Ovarian cancer, the second most common gynecological cancer, is the leading cause of death from gynecological cancers (22). The immune checkpoint inhibitors have not been approved by Food and Drug administration (FDA) for ovarian cancer. The study of immunotherapy in ovarian cancer is limited to clinical trials with small sample sizes. In a phase II trial of 20 patients with ovarian cancer, the ORR of nivolumab was 15%, the median OS was 20.0 months (23). In Keynote 100, the median PFS and OS were 2.1 and 17.6 months, respectively (24). In JAVELIN study, the median OS of avelumab was 11.2 months (25). Only a small subset of patients with ovarian cancer may respond to immune checkpoint inhibitors, making it of great significance to identify patients who may respond. The results were far from satisfied, thus whether nivolumab is effective in ovarian cancer and what kind of patients would respond to nivolumab need to be further studied.

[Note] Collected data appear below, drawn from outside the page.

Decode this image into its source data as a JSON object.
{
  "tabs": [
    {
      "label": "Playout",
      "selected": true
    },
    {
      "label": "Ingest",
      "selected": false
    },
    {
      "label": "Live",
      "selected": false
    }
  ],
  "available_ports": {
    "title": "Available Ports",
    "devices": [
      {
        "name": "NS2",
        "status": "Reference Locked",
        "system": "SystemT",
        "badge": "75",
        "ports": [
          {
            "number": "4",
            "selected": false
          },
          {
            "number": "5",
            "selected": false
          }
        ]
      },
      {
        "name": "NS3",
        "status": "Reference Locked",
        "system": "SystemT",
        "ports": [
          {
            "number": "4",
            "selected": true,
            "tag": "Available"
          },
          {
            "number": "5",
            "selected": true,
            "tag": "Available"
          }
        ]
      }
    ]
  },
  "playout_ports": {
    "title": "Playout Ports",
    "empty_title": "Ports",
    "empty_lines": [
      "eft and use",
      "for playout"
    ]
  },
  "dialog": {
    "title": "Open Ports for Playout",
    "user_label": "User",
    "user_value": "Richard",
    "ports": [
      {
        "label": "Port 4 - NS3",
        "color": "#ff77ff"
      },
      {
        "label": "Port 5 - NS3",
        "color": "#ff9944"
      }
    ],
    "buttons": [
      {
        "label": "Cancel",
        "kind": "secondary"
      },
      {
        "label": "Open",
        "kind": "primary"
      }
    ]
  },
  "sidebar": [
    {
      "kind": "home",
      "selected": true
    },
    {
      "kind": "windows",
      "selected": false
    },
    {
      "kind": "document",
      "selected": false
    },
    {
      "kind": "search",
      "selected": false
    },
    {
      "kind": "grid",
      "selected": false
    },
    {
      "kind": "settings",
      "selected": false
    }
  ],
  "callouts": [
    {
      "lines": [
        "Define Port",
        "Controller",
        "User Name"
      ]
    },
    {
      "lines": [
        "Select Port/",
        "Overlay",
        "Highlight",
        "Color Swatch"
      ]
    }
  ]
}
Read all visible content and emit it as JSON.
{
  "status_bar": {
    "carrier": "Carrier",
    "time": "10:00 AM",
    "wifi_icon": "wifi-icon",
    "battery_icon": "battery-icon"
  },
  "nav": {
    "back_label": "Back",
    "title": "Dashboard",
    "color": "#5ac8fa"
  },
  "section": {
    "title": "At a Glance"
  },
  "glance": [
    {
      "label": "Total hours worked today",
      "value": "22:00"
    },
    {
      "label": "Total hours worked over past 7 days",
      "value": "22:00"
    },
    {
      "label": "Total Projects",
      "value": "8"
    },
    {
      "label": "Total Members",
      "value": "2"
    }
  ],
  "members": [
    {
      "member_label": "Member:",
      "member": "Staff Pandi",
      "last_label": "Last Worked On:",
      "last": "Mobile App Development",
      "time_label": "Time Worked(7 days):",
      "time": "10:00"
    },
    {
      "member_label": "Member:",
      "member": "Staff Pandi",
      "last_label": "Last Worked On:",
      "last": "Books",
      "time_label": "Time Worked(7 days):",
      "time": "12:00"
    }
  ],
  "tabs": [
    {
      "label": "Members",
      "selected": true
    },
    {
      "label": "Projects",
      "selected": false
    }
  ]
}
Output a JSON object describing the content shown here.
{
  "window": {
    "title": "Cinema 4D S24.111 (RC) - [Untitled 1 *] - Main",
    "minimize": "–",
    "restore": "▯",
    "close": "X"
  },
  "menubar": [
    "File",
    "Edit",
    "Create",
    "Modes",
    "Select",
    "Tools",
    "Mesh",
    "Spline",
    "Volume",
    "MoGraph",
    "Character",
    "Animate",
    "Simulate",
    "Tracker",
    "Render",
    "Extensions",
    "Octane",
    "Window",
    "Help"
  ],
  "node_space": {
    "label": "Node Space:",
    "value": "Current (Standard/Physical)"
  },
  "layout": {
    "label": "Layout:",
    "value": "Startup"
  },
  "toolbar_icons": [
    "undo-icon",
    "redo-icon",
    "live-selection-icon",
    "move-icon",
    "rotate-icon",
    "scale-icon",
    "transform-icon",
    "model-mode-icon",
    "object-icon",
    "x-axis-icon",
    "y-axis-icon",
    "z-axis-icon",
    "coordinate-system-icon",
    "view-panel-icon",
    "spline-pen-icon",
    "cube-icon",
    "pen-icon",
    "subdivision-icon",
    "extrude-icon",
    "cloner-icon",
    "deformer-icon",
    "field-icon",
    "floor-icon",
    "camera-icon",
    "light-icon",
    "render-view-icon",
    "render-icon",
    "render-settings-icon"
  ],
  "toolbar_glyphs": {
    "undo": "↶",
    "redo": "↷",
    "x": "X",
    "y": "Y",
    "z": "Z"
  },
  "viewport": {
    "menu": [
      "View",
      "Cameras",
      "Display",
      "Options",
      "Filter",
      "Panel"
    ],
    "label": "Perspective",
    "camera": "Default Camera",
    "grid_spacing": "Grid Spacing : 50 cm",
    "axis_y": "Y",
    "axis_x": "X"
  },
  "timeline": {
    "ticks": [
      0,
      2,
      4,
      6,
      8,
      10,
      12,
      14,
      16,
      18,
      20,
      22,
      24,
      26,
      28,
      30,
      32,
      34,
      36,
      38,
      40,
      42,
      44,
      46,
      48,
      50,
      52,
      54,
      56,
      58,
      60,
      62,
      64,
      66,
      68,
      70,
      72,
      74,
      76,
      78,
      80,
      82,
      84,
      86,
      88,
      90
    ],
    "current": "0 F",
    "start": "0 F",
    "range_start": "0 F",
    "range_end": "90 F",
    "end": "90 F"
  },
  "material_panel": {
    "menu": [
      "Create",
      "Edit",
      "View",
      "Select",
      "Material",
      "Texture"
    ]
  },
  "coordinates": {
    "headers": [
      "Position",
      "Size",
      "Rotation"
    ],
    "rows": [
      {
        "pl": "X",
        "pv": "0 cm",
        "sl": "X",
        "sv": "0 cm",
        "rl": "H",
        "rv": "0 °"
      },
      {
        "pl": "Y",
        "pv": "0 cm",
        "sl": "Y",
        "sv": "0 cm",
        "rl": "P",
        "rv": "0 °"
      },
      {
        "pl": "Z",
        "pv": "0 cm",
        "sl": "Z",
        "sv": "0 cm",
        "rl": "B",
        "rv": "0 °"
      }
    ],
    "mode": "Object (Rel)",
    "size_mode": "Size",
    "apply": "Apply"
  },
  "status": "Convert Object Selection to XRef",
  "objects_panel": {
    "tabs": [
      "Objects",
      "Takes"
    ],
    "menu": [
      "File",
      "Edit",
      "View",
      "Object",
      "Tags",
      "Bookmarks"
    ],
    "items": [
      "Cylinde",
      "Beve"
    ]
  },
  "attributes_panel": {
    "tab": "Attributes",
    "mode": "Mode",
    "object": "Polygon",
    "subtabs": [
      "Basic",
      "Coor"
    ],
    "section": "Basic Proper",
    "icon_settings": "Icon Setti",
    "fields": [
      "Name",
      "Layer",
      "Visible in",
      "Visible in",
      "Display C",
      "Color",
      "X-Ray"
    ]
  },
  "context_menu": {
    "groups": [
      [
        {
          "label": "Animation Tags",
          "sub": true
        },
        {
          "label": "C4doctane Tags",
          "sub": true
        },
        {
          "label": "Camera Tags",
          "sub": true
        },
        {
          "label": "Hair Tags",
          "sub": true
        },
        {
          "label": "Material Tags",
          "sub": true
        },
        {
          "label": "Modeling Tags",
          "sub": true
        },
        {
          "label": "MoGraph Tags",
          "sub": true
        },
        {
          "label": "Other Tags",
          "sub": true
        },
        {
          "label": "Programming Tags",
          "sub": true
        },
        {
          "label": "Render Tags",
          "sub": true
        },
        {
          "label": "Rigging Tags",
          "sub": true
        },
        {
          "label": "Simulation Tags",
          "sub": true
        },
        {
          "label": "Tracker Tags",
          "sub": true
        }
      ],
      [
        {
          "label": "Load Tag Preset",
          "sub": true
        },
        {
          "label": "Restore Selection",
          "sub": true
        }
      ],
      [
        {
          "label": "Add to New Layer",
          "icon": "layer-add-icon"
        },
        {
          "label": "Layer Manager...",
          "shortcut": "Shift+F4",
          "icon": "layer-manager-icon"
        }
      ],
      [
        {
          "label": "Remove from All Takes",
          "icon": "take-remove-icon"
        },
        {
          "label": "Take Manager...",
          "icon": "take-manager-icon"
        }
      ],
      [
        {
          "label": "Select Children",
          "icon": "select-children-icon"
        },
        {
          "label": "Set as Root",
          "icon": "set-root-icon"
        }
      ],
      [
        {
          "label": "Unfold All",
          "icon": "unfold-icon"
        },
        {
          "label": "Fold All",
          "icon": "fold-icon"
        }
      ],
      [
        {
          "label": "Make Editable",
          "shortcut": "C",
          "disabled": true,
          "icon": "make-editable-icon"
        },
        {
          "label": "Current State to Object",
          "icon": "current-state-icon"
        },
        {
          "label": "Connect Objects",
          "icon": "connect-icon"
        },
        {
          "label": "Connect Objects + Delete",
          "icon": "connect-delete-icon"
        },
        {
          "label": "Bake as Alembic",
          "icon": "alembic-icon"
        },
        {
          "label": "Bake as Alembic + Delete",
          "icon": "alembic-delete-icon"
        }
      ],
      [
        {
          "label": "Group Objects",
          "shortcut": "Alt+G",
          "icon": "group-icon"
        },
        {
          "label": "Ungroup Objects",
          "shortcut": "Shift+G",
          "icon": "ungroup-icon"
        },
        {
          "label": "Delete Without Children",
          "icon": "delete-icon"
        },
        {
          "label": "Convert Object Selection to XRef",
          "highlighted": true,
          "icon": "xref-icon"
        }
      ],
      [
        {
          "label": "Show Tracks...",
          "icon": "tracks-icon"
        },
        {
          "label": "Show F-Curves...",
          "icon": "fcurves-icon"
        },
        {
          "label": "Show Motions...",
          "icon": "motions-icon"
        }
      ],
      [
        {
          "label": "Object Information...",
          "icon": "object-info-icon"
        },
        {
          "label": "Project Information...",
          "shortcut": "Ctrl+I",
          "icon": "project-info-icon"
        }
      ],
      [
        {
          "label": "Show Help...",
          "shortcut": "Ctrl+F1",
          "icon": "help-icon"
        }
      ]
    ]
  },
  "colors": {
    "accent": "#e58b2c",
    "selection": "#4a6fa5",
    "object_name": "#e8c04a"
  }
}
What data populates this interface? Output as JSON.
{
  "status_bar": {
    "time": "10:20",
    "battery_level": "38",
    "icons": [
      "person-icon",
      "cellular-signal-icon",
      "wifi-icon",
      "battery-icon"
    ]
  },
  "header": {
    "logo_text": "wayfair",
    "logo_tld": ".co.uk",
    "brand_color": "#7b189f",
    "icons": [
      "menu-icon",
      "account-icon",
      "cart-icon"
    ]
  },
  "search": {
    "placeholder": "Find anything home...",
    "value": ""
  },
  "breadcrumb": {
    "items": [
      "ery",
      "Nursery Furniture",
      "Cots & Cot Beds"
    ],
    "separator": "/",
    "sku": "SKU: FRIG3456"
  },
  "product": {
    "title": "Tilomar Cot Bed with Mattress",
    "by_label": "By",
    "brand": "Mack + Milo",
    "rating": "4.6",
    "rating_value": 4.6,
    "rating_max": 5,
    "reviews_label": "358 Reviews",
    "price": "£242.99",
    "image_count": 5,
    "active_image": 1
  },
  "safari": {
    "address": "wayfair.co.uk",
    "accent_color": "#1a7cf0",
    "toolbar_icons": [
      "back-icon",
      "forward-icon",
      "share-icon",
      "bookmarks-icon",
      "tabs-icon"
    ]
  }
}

Immunohistochemical examination revealed 10% of tumor cells to express the PD-L1. PD-L1 expression has been approved as a predictive biomarker in non-small cell lung cancer (NSCLC) by FDA. In KEYNOTE 042 trial, the OS was 39.3 vs. 28.0% in PD-L1+ (≥1%) vs. PD-L1– (<1%) NSCLC patients, and PD-L1+ (≥1%) patients reached a medium OS of 20 months (26). In melanoma and bladder cancer, the higher the expression of PD-L1, the greater the therapeutic effect. For ovarian cancer studies, the medium OS of avelumab was 13.8 vs. 7.0 months in PD-L1+ (≥1%) vs. PD-L1– (<1%) patients, and nivolumab reached an ORR of 15% and the median OS of 20.0 months, irrespective of PD-L1 expression (23). In this case, the patient had a positive expression of PD-L1 and reached a PR, which suggested that PD-L1 expression level may also be a potential biomarker for immune checkpoint inhibitors in ovarian cancer.
Conclusion
In conclusion, this is the first case identifying pseudo-progression by early onset immune-related adverse event, and PD-L1 expression may be a potential biomarker for immunotherapy in ovarian cancer. Nivolumab demonstrated encouraging clinical efficacy and tolerability in an ovarian cancer patient with PD-L1 positive expression after failure of multiple lines of therapies. However, it is only a case report and the results need to be further explored with larger sample sizes.
Ethics Statement
Ethical review and approval was not required for the study on human participants in accordance with the local legislation and institutional requirements. The patients/participants provided their written informed consent to participate in this study. Written informed consent was obtained from the individual(s) for the publication of any potentially identifiable images or data included in this article.
Author Contributions
HL, DZ, and XZ contributed to the data collection. XZ and XC contributed to the paper assessment. DZ and GW contributed to the manuscript writing. CX, BY, and LP contributed to the formal analysis. JC contributed to the manuscript revising. All authors contributed to the article and approved the submitted version.
Conflict of Interest
DZ and GW were employed by the company 3D Medicines Inc. Shanghai, P.R. China. The remaining authors declare that the research was conducted in the absence of any commercial or financial relationships that could be construed as a potential conflict of interest.
Acknowledgments
The authors would like to thank all members of the study team, the patient and her family.
Footnotes
Funding. This study was supported by the Natural Science Foundation of Ningbo (Nos. 2012A610199 and 2011A610053) and the Natural Science Foundation of Ningbo Yinzhou District technology and science project Yinke-2013-107.